Êtes-vous également présents sur les réseaux sociaux?

Oui. Les utilisateurs de la plateforme peuvent par exemple organiser des rencontres virtuelles et communiquer via Facebook. Avec my.eurocentres, le séjour linguistique commence avant même le début des cours et certaines fonctionnalités restent accessibles longtemps après la fin de la formation. Certains éléments de la plateforme sont en outre disponibles sous forme d’applications pour smartphones. Aucune offre similaire n’existe actuellement.

Elèves d'une école Eurocentres en pause.
Les élèves ont aussi droit à une pause de temps en temps!

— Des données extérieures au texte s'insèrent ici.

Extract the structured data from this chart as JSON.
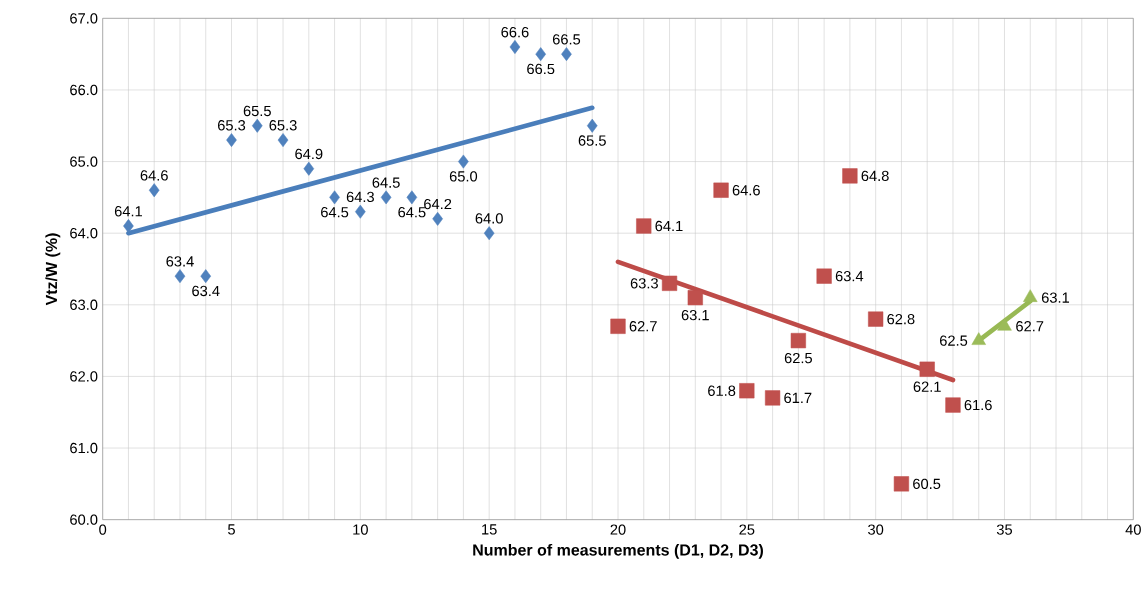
{
  "chart_data": {
    "type": "scatter",
    "xlabel": "Number of measurements (D1, D2, D3)",
    "ylabel": "Vtz/W (%)",
    "xlim": [
      0,
      40
    ],
    "xticks": [
      0,
      5,
      10,
      15,
      20,
      25,
      30,
      35,
      40
    ],
    "ylim": [
      60,
      67
    ],
    "yticks": [
      {
        "value": 60,
        "label": "60.0"
      },
      {
        "value": 61,
        "label": "61.0"
      },
      {
        "value": 62,
        "label": "62.0"
      },
      {
        "value": 63,
        "label": "63.0"
      },
      {
        "value": 64,
        "label": "64.0"
      },
      {
        "value": 65,
        "label": "65.0"
      },
      {
        "value": 66,
        "label": "66.0"
      },
      {
        "value": 67,
        "label": "67.0"
      }
    ],
    "grid": true,
    "series": [
      {
        "marker": "diamond",
        "color": "#4f81bd",
        "x": [
          1,
          2,
          3,
          4,
          5,
          6,
          7,
          8,
          9,
          10,
          11,
          12,
          13,
          14,
          15,
          16,
          17,
          18,
          19
        ],
        "values": [
          64.1,
          64.6,
          63.4,
          63.4,
          65.3,
          65.5,
          65.3,
          64.9,
          64.5,
          64.3,
          64.5,
          64.5,
          64.2,
          65.0,
          64.0,
          66.6,
          66.5,
          66.5,
          65.5
        ],
        "value_labels": [
          "64.1",
          "64.6",
          "63.4",
          "63.4",
          "65.3",
          "65.5",
          "65.3",
          "64.9",
          "64.5",
          "64.3",
          "64.5",
          "64.5",
          "64.2",
          "65.0",
          "64.0",
          "66.6",
          "66.5",
          "66.5",
          "65.5"
        ]
      },
      {
        "marker": "square",
        "color": "#c0504d",
        "x": [
          20,
          21,
          22,
          23,
          24,
          25,
          26,
          27,
          28,
          29,
          30,
          31,
          32,
          33
        ],
        "values": [
          62.7,
          64.1,
          63.3,
          63.1,
          64.6,
          61.8,
          61.7,
          62.5,
          63.4,
          64.8,
          62.8,
          60.5,
          62.1,
          61.6
        ],
        "value_labels": [
          "62.7",
          "64.1",
          "63.3",
          "63.1",
          "64.6",
          "61.8",
          "61.7",
          "62.5",
          "63.4",
          "64.8",
          "62.8",
          "60.5",
          "62.1",
          "61.6"
        ]
      },
      {
        "marker": "triangle",
        "color": "#9bbb59",
        "x": [
          34,
          35,
          36
        ],
        "values": [
          62.5,
          62.7,
          63.1
        ],
        "value_labels": [
          "62.5",
          "62.7",
          "63.1"
        ]
      },
      {
        "type": "line",
        "marker": "none",
        "color": "#4a7ebb",
        "x": [
          1,
          19
        ],
        "values": [
          64.0,
          65.75
        ]
      },
      {
        "type": "line",
        "marker": "none",
        "color": "#be4b48",
        "x": [
          20,
          33
        ],
        "values": [
          63.6,
          61.95
        ]
      },
      {
        "type": "line",
        "marker": "none",
        "color": "#98b954",
        "x": [
          34,
          36
        ],
        "values": [
          62.5,
          63.05
        ]
      }
    ]
  }
}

Un séjour à l’étranger est à la fois chronophage et onéreux. Un cours intensif de plusieurs mois dans son propre pays n’est-il pas suffisant?

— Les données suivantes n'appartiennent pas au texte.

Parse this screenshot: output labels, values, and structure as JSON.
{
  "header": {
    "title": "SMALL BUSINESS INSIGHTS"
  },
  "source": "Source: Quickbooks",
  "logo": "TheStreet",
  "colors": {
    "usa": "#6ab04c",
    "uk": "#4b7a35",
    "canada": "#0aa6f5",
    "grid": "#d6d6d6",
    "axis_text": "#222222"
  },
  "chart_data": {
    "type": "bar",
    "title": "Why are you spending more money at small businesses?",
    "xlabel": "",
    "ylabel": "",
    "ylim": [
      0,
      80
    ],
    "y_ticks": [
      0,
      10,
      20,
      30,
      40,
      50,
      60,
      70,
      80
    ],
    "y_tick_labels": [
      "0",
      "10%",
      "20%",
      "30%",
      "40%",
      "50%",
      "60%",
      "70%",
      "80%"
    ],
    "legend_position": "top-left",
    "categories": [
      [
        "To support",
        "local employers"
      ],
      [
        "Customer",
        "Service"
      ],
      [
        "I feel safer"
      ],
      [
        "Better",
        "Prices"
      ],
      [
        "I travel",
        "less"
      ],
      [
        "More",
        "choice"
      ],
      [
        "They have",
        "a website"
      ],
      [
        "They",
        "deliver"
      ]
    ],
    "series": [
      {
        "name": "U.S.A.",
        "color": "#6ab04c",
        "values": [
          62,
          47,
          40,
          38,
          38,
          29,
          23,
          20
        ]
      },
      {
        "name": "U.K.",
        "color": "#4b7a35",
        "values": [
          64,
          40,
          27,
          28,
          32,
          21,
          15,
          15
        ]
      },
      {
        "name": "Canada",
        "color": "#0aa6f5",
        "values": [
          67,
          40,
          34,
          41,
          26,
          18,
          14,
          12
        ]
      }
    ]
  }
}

Après le gymnase, j’étais capable de traduire et d’expliquer un texte français complexe (Michael Gerber est de langue maternelle allemande, ndlr). Mais quand je me suis rendu en France quelque temps plus tard, je me suis rendu compte que j’étais incapable d’acheter du pain dans une boulangerie. Au terme de mes études, mes séjours linguistiques m’ont toutefois permis de trouver un emploi en Suisse romande.

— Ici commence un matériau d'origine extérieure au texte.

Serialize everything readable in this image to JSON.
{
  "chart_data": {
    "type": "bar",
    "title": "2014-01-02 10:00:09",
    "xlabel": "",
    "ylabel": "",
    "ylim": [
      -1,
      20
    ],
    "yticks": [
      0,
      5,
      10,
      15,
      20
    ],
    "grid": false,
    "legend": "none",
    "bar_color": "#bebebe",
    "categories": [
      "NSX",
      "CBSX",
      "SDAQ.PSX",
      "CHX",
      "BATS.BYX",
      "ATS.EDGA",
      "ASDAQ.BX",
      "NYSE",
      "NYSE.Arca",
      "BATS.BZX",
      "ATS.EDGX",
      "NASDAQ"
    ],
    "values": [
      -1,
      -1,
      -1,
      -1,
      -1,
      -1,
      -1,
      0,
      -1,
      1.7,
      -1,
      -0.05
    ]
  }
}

Les connaissances scolaires ne suffisent donc pas?

Les étudiants des Eurocentres sont hébergés par des familles soigneusement sélectionnées et ont donc la possibilité de découvrir la culture du pays d’accueil, ce qui est primordial. Ils sont aussi amenés à côtoyer d’autres étudiants venus de tous les continents et bénéficient ainsi d’une ouverture exceptionnelle sur le monde.

Est-ce si important?

Oui, les étudiants se familiarisent ainsi avec les principaux traits des différentes nationalités. Or à l’ère de la mondialisation et de la libre circulation des personnes, ils ont de fortes chances d’être amenés à travailler avec des collègues étrangers. Eurocentres pose ainsi les bases d’une collaboration fructueuse.

Vous accueillez des étudiants issus d’une centaine de pays. Cela pose-t-il parfois certains problèmes?

Les Suisses, par exemple, ont parfois du mal à tolérer que les Brésiliens arrivent en retard. Mais généralement, au bout de quelques jours, ils comprennent qu’il ne s’agit pas là d’un manque de respect:

Les séjours linguistiques nous ouvrent toujours de nouveaux horizons.

Envisagez-vous d’ouvrir des écoles Eurocentres dans les pays émergents, par exemple au Brésil?

A l’heure actuelle, la question ne se pose pas car la demande est relativement faible pour le portugais. Je souhaite cependant offrir l’opportunité à un maximum de personnes d’apprendre une ou plusieurs langues étrangères.

Le réseau d’écoles va-t-il donc s’étoffer?

Il me tient à cœur de rendre notre offre accessible à un maximum de personnes. Nous prévoyons ainsi d’ouvrir des établissements proposant des cours d’anglais dans certains des pays dont sont originaires nos étudiants.